# Neofinetia falcata Manjyushage



## Erythrone (Sep 27, 2014)

Bought in 2013. First blooming. I am impressed by the number of flowers on a single fan!




Neofinetia falcata Manjyushage web by Erythrone, on Flickr


----------



## SlipperFan (Sep 27, 2014)

Ohhhh, very sweet!


----------



## eaborne (Sep 27, 2014)

Nice one!


----------



## abax (Sep 27, 2014)

Aaaah, sweet ballet dancers stepping on each other's toes. Lovely.


----------



## Ozpaph (Sep 28, 2014)

very pretty


----------



## MattWoelfsen (Sep 28, 2014)

As others have said, you have a lovely Manjushage 曼珠沙華 ! How does the rest of the plant appear? Are you growing it the traditional way? Thank you for posting.


----------



## Stella (Sep 28, 2014)

This is awesome!!!!!! :drool:


----------



## Erythrone (Sep 28, 2014)

MattWoelfsen said:


> As others have said, you have a lovely Manjushage 曼珠沙華 ! How does the rest of the plant appear? Are you growing it the traditional way? Thank you for posting.




Matt, it is a single fan. Not very showy by now. It is on grow in sphagnum moss, plastic net pot. I try to repot almost all my Neofs the "tradtionnal" way, but I must admit the results are far from perfect. I am unable to shape a perfect "ball". But it does not really matter to me since the plants are growing well anyway.

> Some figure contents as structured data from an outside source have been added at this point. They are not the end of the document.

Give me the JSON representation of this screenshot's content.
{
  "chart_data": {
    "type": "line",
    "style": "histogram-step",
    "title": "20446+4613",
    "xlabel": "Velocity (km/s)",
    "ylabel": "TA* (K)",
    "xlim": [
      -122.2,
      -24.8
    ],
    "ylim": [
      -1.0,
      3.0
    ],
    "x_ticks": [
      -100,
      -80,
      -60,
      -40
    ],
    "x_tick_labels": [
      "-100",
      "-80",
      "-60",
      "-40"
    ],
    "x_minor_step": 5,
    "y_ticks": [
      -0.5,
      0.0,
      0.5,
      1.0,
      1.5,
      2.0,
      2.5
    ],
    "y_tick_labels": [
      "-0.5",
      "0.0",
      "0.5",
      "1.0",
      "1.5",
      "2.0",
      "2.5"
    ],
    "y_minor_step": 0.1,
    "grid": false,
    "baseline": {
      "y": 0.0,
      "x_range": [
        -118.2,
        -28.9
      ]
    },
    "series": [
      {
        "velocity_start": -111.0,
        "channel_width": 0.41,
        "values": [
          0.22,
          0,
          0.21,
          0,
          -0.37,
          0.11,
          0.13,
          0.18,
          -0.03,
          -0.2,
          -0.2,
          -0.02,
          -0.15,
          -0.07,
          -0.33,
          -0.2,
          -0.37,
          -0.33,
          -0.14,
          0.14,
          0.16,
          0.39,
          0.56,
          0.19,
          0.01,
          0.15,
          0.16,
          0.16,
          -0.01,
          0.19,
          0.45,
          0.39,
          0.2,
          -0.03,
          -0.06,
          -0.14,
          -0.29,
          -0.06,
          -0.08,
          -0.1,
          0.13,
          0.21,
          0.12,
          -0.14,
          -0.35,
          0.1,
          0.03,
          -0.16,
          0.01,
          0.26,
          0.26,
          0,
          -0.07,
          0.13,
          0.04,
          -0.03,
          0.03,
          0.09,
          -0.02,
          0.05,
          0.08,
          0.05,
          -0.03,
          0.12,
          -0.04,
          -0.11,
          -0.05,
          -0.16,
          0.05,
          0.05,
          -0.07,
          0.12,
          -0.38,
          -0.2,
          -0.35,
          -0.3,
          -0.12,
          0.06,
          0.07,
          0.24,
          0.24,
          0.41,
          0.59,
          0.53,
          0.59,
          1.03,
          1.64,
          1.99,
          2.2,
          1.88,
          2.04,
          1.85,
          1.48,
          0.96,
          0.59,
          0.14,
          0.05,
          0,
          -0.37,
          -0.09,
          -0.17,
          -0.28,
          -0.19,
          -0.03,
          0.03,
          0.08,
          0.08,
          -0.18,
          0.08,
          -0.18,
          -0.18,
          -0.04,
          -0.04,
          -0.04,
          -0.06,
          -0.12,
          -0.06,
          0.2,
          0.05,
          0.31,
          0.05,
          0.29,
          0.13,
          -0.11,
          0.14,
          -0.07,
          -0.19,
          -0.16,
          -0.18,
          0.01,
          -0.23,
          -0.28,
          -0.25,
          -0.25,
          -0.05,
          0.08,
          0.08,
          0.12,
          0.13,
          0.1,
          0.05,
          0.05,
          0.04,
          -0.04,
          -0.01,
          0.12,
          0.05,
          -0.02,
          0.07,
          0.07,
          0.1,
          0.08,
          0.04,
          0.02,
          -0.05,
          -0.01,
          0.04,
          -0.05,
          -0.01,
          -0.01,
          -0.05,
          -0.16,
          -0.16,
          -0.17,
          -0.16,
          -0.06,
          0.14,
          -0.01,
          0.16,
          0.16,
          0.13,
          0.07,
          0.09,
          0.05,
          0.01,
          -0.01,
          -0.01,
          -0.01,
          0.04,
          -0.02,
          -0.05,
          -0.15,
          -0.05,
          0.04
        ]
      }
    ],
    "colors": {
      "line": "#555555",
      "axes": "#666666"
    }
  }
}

All my Neofs are grown under lights from september to May. Some were grown outdoor last summer. Amongs them was this plant. Our summer are cool here so I can give them a lots of sun. I fertilize with every watering (near 10 ppm N)


----------



## Lmpgs (Sep 28, 2014)

Cute little thing!!


----------



## MattWoelfsen (Sep 28, 2014)

Thank you for your additional information Erythrone.


----------



## KyushuCalanthe (Sep 30, 2014)

Nice picture. One of my favorites.


----------



## Lanmark (Oct 2, 2014)

Nice! I rather like this variety.


----------



## Erythrone (Oct 3, 2014)

Lanmark, Manjyushage is the variety on your avatar, isn't it?


----------



## eggshells (Oct 3, 2014)

Wow I like that.


----------



## cnycharles (Oct 12, 2014)

Nice. Is that two or three spurs?


----------



## Erythrone (Oct 12, 2014)

Three


----------



## Migrant13 (Oct 12, 2014)

That one is excellent.


----------



## couscous74 (Oct 16, 2014)

Very nice. And Abax's metaphor is very appropriate.


----------



## gnathaniel (Oct 16, 2014)

Beautiful variant of the species!


----------



## Tom-DE (Oct 21, 2014)

One of my favorite Neof as well. Good flower count for such a young plant. I don't think mine had nearly that many flowers when it bloomed the first time.


----------



## Lanmark (Oct 21, 2014)

Erythrone said:


> Lanmark, Manjyushage is the variety on your avatar, isn't it?



Yes, it is.


----------



## myxodex (Nov 8, 2014)

Beautiful. Also one my favourites. Is it a seedling ? I have a seedling that doesn't hold it's flowers as well as yours does ... they tend to droop over a lot.


----------



## Erythrone (Nov 8, 2014)

I bought it in 2013 and I think it was a division.


----------



## Marco (Apr 28, 2015)

I'm in love.


----------



## Wendy (Apr 30, 2015)

Wow....just wow! Amazing


----------